In the early 1990s, Mexico reported substantial improvement in overall living conditions compared with the previous twenty years. The 1990 census demonstrated expanded access to basic public services such as running water and indoor plumbing. It also revealed, however, that Mexicans had not shared equally in these improvements, with southern Mexico consistently lagging behind the rest of the nation in quality-of-life indicators. In addition, rural living conditions countrywide paled in comparison to those found in urban areas.
According to the 1990 census, 79.4 percent of all Mexican households had access to running water, a notable improvement from the 61 percent and 70.3 percent rates recorded in 1970 and 1980, respectively. Significantly, however, access to running water did not necessarily mean indoor plumbing. Indeed, a household whose residents obtained water from a piped system elsewhere on the property or from a public faucet were considered to have access to running water. In addition, the census did not measure the quality or quantity of piped water. Many lower-class communities had access only to untreated running water, and even that for only a portion of each day.

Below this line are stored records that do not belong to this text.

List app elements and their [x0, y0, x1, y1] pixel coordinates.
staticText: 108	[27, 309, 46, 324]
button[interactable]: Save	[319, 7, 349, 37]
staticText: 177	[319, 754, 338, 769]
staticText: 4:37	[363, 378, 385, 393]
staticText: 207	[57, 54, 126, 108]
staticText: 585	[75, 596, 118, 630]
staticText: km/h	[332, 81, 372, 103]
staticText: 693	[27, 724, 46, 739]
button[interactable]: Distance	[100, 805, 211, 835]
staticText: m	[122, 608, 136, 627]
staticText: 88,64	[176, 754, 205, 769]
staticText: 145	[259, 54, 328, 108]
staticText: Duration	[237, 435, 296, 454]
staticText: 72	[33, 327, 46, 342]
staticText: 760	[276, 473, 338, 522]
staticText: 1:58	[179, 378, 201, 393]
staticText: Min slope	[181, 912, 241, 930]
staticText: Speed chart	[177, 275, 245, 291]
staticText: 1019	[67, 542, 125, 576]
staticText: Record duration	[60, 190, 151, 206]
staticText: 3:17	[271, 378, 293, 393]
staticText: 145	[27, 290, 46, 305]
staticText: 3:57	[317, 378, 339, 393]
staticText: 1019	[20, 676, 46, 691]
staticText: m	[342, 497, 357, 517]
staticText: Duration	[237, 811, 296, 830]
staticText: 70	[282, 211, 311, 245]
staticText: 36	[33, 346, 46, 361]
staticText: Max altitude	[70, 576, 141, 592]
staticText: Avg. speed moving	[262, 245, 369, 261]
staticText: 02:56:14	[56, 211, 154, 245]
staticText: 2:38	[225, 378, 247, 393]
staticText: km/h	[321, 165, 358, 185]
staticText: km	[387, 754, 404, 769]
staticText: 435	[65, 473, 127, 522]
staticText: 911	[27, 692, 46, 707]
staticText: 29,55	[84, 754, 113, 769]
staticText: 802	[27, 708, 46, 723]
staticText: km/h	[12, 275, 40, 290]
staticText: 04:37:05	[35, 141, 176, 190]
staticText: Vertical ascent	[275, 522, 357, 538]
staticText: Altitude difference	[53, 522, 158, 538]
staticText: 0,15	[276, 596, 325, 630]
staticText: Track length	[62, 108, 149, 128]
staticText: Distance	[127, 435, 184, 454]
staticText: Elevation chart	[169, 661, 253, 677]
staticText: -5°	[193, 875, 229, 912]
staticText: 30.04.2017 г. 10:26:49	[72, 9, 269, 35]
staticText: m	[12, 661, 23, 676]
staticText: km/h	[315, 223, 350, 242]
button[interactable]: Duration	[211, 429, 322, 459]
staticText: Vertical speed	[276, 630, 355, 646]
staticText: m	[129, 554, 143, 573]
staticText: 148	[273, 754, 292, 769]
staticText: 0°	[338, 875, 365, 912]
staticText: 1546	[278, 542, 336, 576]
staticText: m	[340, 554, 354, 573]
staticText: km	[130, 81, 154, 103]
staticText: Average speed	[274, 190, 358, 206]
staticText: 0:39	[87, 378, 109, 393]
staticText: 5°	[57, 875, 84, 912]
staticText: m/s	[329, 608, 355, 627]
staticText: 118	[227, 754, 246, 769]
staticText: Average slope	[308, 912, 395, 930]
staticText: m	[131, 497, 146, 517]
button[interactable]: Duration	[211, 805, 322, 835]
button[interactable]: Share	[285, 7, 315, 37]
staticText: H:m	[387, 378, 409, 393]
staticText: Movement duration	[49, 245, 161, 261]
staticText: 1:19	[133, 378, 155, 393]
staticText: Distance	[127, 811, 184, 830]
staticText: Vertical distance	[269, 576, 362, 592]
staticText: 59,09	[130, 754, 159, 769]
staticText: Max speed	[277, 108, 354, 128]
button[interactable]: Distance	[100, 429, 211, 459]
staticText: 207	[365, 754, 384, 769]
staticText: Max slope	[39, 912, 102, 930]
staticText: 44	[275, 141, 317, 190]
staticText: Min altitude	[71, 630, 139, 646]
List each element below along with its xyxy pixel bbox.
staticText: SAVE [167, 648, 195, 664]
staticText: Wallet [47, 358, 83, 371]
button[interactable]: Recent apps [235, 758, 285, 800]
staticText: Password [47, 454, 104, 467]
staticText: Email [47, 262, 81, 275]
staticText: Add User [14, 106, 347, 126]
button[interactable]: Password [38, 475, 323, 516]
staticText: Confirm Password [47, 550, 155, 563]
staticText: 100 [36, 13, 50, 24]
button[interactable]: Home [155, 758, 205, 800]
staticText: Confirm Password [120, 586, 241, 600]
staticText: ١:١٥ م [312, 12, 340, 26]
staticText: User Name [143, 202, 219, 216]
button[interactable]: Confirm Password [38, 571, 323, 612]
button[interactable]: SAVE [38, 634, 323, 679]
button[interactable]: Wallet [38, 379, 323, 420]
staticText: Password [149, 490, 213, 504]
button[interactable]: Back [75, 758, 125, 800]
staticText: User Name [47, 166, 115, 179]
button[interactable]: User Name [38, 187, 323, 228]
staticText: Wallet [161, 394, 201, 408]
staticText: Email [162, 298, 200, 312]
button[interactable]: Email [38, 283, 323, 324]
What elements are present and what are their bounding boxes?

Even using the broad definition of access to running water, wide variations emerged. Four states in southern Mexico--Chiapas, Oaxaca, Guerrero, and Tabasco--reported access levels below the 1970 national average. Access to running water was especially low in rural communities. Only 48.1 percent of all communal farming communities or ejidos (see Glossary) nationwide reported access in 1988, with levels below 30 percent for ejidos in Veracruz and Yucatán, and below 40 percent for ejidos in Chiapas, San Luis Potosí, Tabasco, and Tamaulipas (see Rural Society, this ch.).
Similar variations also were evident in a number of other social indicators. Nationally, 63.6 percent of all households had indoor plumbing in 1990, as compared with 41.4 percent and 50.7 percent in 1970 and 1980, respectively. However, indoor plumbing rates ranged from more than 90 percent in Mexico City to less than 40 percent in Oaxaca and Chiapas. National household access to electricity climbed from 58.9 percent in 1970 to 74.4 percent in 1980 and to 87.5 percent in 1990. Yet although Aguascalientes, Nuevo León, and Mexico City reported rates exceeding 95 percent in 1990, less than 70 percent of all Chiapas households had electricity. Only 68.3 percent of all ejido communities had electricity in 1988, with rates below 60 percent for ejidos in Chiapas, San Luis Potosí, Veracruz, and Yucatán, and below 50 percent for ejidos in Chihuahua.

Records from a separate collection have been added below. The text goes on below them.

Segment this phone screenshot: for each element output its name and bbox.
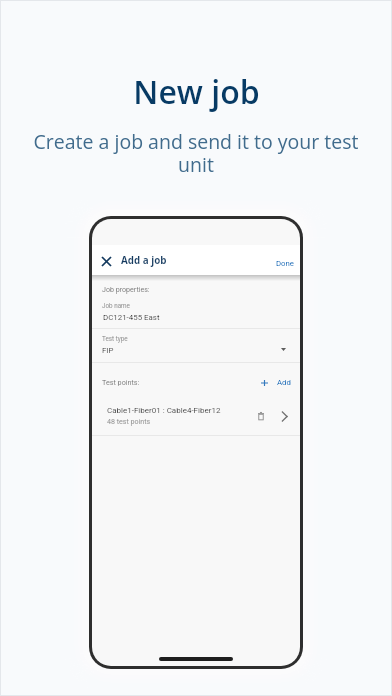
staticText: Job properties: (102, 285, 150, 293)
staticText: Add (277, 378, 291, 387)
staticText: Test points: (102, 378, 140, 386)
staticText: Job name (102, 302, 130, 309)
staticText: FIP (102, 346, 114, 355)
staticText: Done (276, 259, 295, 268)
staticText: DC121-455 East (103, 313, 160, 322)
button[interactable]: Close (97, 252, 116, 271)
staticText: Add a job (121, 254, 167, 267)
staticText: Cable1-Fiber01 : Cable4-Fiber12 (107, 406, 221, 415)
button[interactable] (92, 400, 300, 430)
button[interactable]: Done (271, 252, 300, 275)
staticText: Test type (102, 335, 128, 342)
button[interactable]: Open test point (275, 407, 293, 425)
button[interactable]: Add a job (121, 254, 167, 267)
staticText: Create a job and send it to your test un… (28, 128, 364, 178)
button[interactable]: Add (257, 372, 295, 393)
staticText: New job (133, 70, 260, 114)
button[interactable]: Delete test point (252, 407, 270, 425)
button[interactable]: Select test type (273, 339, 293, 359)
staticText: 48 test points (107, 417, 151, 425)
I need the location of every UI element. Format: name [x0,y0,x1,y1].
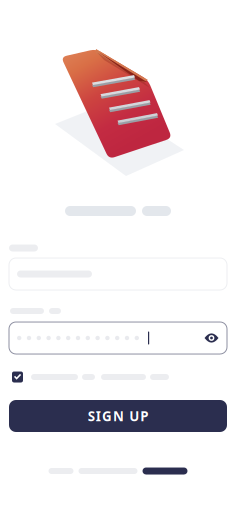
button[interactable]: Accept terms and conditions [12,372,23,382]
button[interactable]: Log in [142,468,188,474]
button[interactable]: SIGN UP [9,400,227,432]
staticText: SIGN UP [88,407,148,425]
button[interactable]: Show password [204,332,219,344]
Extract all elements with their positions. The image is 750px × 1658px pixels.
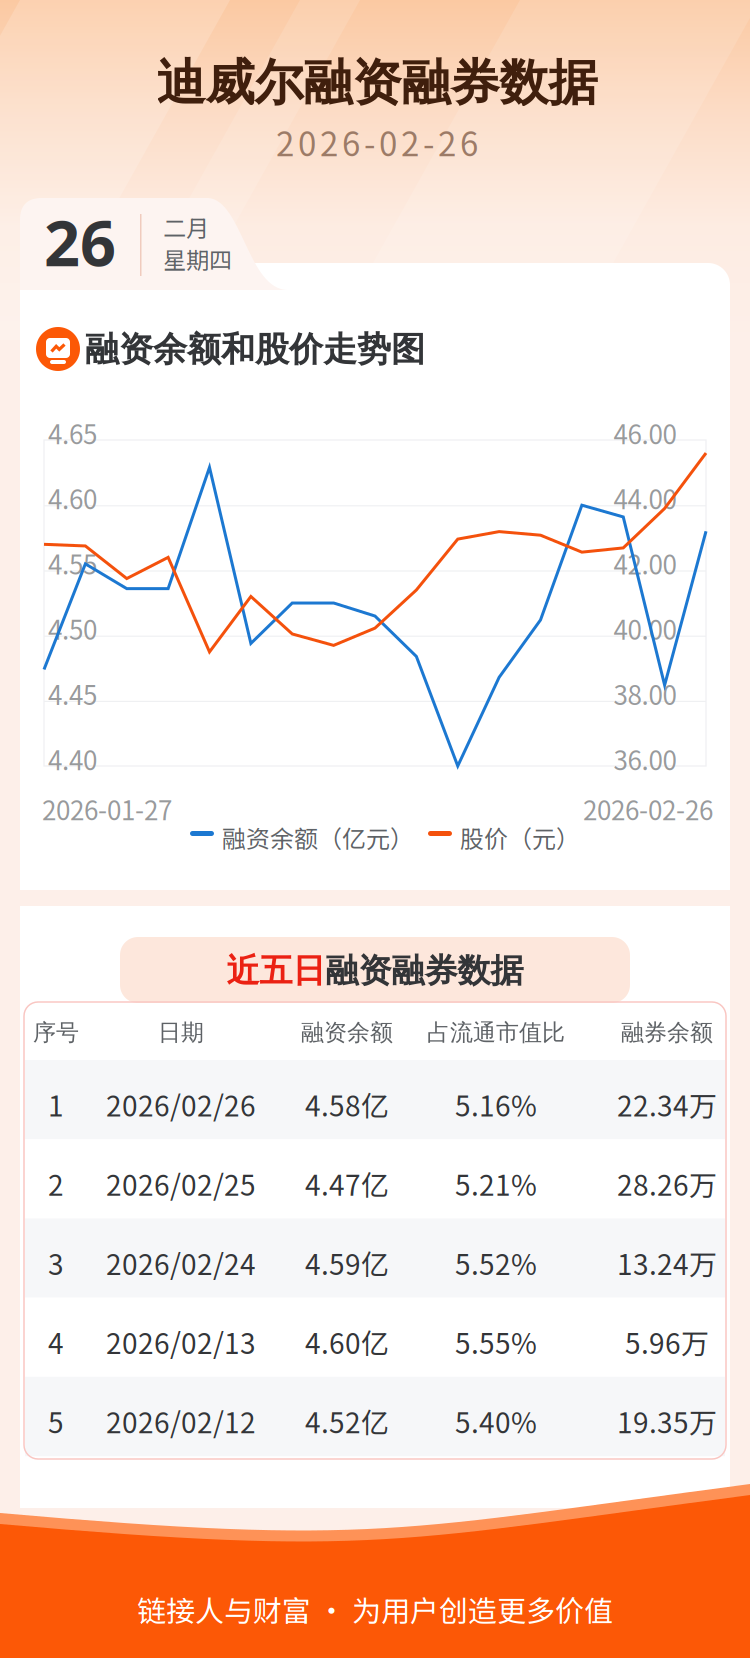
staticText: 36.00 [614,740,676,778]
staticText: 5.21% [455,1163,537,1204]
staticText: 5.40% [455,1401,537,1441]
staticText: 4.59亿 [305,1242,389,1283]
staticText: 融资余额 [301,1018,393,1047]
staticText: 2026-02-26 [276,118,478,166]
staticText: 4.52亿 [305,1401,389,1441]
staticText: 22.34万 [617,1084,717,1124]
staticText: 5 [48,1401,64,1441]
staticText: 近五日 [226,950,326,992]
staticText: 融资融券数据 [326,950,524,992]
staticText: 5.16% [455,1084,537,1124]
staticText: 2026-01-27 [42,790,172,828]
staticText: 2026/02/26 [106,1084,256,1124]
staticText: 4.60亿 [305,1322,389,1362]
staticText: 44.00 [614,479,676,517]
staticText: 28.26万 [617,1163,717,1204]
staticText: 5.55% [455,1322,537,1362]
staticText: 4.65 [48,414,97,452]
staticText: 2026/02/25 [106,1163,256,1204]
staticText: 5.96万 [625,1322,709,1362]
staticText: 46.00 [614,414,676,452]
staticText: 2026/02/24 [106,1242,256,1283]
staticText: 二月 [163,210,209,243]
staticText: 19.35万 [617,1401,717,1441]
staticText: 4.60 [48,479,97,517]
staticText: 2026-02-26 [583,790,713,828]
staticText: 4.55 [48,544,97,582]
staticText: 融券余额 [621,1018,713,1047]
staticText: 4.50 [48,610,97,647]
staticText: 日期 [158,1018,204,1047]
staticText: 26 [44,199,116,285]
staticText: 1 [48,1084,64,1124]
staticText: 38.00 [614,675,676,712]
staticText: 4.58亿 [305,1084,389,1124]
staticText: 股价（元） [460,820,580,855]
staticText: 42.00 [614,544,676,582]
staticText: 2026/02/13 [106,1322,256,1362]
staticText: 4.45 [48,675,97,712]
staticText: 3 [48,1242,64,1283]
staticText: 融资余额和股价走势图 [85,328,425,371]
staticText: 13.24万 [617,1242,717,1283]
staticText: 链接人与财富 · 为用户创造更多价值 [137,1588,613,1630]
staticText: 2026/02/12 [106,1401,256,1441]
staticText: 迪威尔融资融券数据 [156,52,598,114]
staticText: 2 [48,1163,64,1204]
staticText: 4.47亿 [305,1163,389,1204]
staticText: 占流通市值比 [427,1018,565,1047]
staticText: 星期四 [163,242,232,275]
staticText: 序号 [33,1018,79,1047]
staticText: 4.40 [48,740,97,778]
staticText: 5.52% [455,1242,537,1283]
staticText: 40.00 [614,610,676,647]
staticText: 4 [48,1322,64,1362]
staticText: 融资余额（亿元） [222,820,414,855]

Finally, 19.5 percent of all households had dirt flooring in 1990, a notable improvement from the 41.1 percent average in 1970 and the 25.8 percent average in 1980. Again, however, jurisdictions reported enormous disparities. Although Mexico City and five northern states--Aguascalientes, Baja California, Coahuila, Chihuahua, and Nuevo León--had levels below 10 percent, more than 40 percent of all households in the southern states of Chiapas and Guerrero and more than 50 percent of all households in Oaxaca had dirt floors.